Slapjack is a very simple game, and it is often a child's first introduction to playing cards. The memories of playing this often noisy, and always fun pastime are never forgotten!

Suggested Ages

5 to 12

Skills Developed

Visual alertness and quick responses.

The Pack

The standard 52-card pack is used.

Number of Players

Two to eight people, playing individually

The Deal

Any player may deal first. The dealer shuffles the cards and then deals them out, one at a time face down, to each player in rotation, until all the cards have been dealt. The hands do not have to come out even. Without looking at any of his cards, each player squares up his hand into a neat pile in front of him.

Object of the Game

The goal is to win all the cards, by being first to slap each jack as it is played to the center.

The Play

Beginning on the dealer's left, each player lifts one card from his pile and places it face up in the center of the table. In doing this, the player must turn up the card away from himself so that he does not see it sooner than anyone else. However, the player should turn his card up quickly enough so that the other players do not see the face of the card before he does.

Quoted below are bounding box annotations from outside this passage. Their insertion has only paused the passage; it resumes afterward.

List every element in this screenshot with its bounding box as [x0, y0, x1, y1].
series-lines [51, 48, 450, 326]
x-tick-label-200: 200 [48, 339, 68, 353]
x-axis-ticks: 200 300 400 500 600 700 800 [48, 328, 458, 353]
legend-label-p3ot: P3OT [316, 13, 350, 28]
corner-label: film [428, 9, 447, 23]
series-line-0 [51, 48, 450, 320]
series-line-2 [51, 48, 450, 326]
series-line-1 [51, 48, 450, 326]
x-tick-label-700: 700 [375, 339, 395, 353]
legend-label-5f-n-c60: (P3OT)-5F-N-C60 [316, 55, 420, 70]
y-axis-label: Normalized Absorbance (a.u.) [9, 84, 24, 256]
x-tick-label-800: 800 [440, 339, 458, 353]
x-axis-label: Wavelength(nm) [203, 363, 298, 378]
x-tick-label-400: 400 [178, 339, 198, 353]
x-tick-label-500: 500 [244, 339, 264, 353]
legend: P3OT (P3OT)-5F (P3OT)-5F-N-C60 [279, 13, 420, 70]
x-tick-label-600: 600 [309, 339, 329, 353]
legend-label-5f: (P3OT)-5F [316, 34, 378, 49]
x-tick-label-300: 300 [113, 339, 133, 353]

When the card played to the center is a jack, the fun begins! The first player to slap his hand down on the jack takes it, as well as all the cards beneath it. The player winning these cards turns them face down, places them under his pile of cards, and shuffles them to form a new, larger pile. He then places the pile in front of him as before.

When more than one player slaps at a jack, the one whose hand is lowest (directly on top of the jack) wins the pile. If a player slaps at any card in the center that is not a jack, he must give one card, face down, to the player of that card. When a player has no more cards left, he remains in the game until the next jack is turned. He may slap at the jack in an effort to get a new pile. If he fails to win that next pile, he is out of the game.

Play continues until one player has won all the cards. That player is the winner.


If a card is exposed in dealing, the recipient's cards must be shuffled before he places them face down in a pile and plays.